Today, Treasurer Jim Chalmers belled the cat on the deteriorating state of the economy.
Iron ore prices are falling, which will worsen an already sizeable budget deficit this year.
Additionally, job growth is not what it was before, suggesting unemployment could rise, putting more pressure on the budget.
These realities are looming even before considering the gut punch that Donald Trump’s tariffs would mean for the Australian economy.
Meanwhile, the Prime Minister commented the other day that the elections will be in May.
Many commentators took this as a mistake and a clear sign that he will serve a full term, meaning we will have a final Labor budget before election day in April.
The government recently announced it would bring forward the budget when it published the calendar of next year’s parliamentary sessions.
But in reality, the Labor Party is keeping its options open. By advancing the budget you can have a budget and then an election.
Or he could rush to the polls in February or March and avoid having to approve a final budget, one that would reflect the worsening economic conditions that Jim Chalmers highlighted today. Including a massive deficit.
It is quite obvious that if the Labor Party believes it can win by going to the polls early and avoiding such a budget, it could do so.
Treasurer Jim Chalmers belled the cat on the worsening state of the economy Wednesday
Especially if you know there is no point in waiting for interest rates to fall, now that the RBA has hinted that might not happen until the second half of next year.
Ultimately, Albo will hold elections when he believes he is best positioned to win them, whether early or late.
While Chalmers has been forced to admit that he is losing control of his budget figures, that is unlikely to reduce electoral cheating.
The Labor Party demonstrated the other week that it is not above buying votes. The 20 per cent reduction in HECS debts, which cost $16 billion, was nothing short of a bribe. One designed to convince people to vote Labour.
Education Minister Jason Clare sold the announcement as having no impact on the budget.
That’s true, but just because our budget process has become a joke, it’s easy for the Treasurer to hide big-ticket items from his bottom line.

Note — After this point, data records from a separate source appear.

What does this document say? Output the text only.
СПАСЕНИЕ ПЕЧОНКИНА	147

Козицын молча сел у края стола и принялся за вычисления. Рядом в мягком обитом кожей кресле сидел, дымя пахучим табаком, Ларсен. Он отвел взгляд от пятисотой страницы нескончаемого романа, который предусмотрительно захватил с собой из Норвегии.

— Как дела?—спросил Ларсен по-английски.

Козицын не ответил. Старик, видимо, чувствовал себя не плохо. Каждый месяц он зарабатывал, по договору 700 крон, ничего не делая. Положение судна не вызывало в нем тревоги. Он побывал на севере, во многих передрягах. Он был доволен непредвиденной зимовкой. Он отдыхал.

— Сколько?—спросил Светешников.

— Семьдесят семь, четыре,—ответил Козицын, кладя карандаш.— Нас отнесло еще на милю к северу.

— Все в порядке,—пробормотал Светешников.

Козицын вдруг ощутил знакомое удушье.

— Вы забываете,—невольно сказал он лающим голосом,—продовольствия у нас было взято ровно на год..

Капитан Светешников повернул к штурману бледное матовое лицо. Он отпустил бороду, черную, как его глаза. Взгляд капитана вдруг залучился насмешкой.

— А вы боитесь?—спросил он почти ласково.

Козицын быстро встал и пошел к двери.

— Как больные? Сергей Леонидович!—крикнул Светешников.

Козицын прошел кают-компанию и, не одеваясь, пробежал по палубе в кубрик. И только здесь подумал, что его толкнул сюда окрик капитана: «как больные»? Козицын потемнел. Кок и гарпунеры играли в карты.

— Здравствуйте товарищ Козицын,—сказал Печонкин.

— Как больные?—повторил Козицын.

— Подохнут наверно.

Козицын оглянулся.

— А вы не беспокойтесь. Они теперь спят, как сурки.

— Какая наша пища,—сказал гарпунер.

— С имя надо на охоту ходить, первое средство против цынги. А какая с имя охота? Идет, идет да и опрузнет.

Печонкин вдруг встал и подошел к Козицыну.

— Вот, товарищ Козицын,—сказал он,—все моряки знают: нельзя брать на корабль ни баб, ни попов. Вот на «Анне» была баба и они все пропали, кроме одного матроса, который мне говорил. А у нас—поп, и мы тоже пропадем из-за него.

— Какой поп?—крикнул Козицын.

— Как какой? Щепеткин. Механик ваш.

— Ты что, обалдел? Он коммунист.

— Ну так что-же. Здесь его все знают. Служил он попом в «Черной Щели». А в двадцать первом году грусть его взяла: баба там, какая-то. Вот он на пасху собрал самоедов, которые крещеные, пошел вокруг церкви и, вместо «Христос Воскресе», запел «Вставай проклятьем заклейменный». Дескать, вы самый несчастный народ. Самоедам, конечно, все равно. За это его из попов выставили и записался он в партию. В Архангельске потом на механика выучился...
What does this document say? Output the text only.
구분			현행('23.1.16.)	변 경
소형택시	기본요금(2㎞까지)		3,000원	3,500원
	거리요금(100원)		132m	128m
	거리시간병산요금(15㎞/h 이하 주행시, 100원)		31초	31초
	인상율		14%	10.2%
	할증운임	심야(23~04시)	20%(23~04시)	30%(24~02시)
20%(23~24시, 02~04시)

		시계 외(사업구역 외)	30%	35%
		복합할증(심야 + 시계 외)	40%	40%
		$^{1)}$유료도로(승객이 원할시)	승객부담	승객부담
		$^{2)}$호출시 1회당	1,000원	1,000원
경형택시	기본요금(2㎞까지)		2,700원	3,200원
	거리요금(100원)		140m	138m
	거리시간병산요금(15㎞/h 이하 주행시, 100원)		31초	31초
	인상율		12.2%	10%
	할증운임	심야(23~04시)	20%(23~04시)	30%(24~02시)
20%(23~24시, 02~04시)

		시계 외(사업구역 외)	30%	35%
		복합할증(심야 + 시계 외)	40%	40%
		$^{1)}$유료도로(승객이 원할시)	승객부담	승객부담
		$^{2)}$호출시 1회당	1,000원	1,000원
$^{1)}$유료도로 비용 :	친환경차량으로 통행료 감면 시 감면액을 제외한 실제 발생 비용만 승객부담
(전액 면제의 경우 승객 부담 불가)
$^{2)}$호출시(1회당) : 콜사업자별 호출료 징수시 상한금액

HECS is considered “out of budget”, as are many other big-ticket items.
The NBN portion of the investment is out of budget, as is the expensive Snowy Hydro 2.0 plan.
And you can bet that if Peter Dutton wins the next election and continues with his nuclear reactor policy, the cost of building them all will also be out of the budget. Billions of dollars more spent inexplicably.
In total, the off-budget items in which governments try to “pick winners” now cost taxpayers about $20 billion a year, according to economist Chris Richardson.
And that’s before you count the cost of things like HECS debt repayment.
Iron ore prices are falling, which will worsen an already sizeable budget deficit this year.
If we add to this the billions of dollars that must now go to pay the interest on our national debt (dead money before we can even think about starting to pay the trillion dollars of debt), the reasons we are in trouble economics become too evident.
But the problems don’t end there. Even within the limits of the budget, future projections are likely to underestimate the rising costs of schemes like the NDIS and overestimate Australia’s economic growth figures.
In other words, the deficit and accumulated debt may be even worse than they appear at first glance.
And in the midst of all this, the government is refusing to legislate the kind of broad tax and transfer reforms we need and that economists have long called for.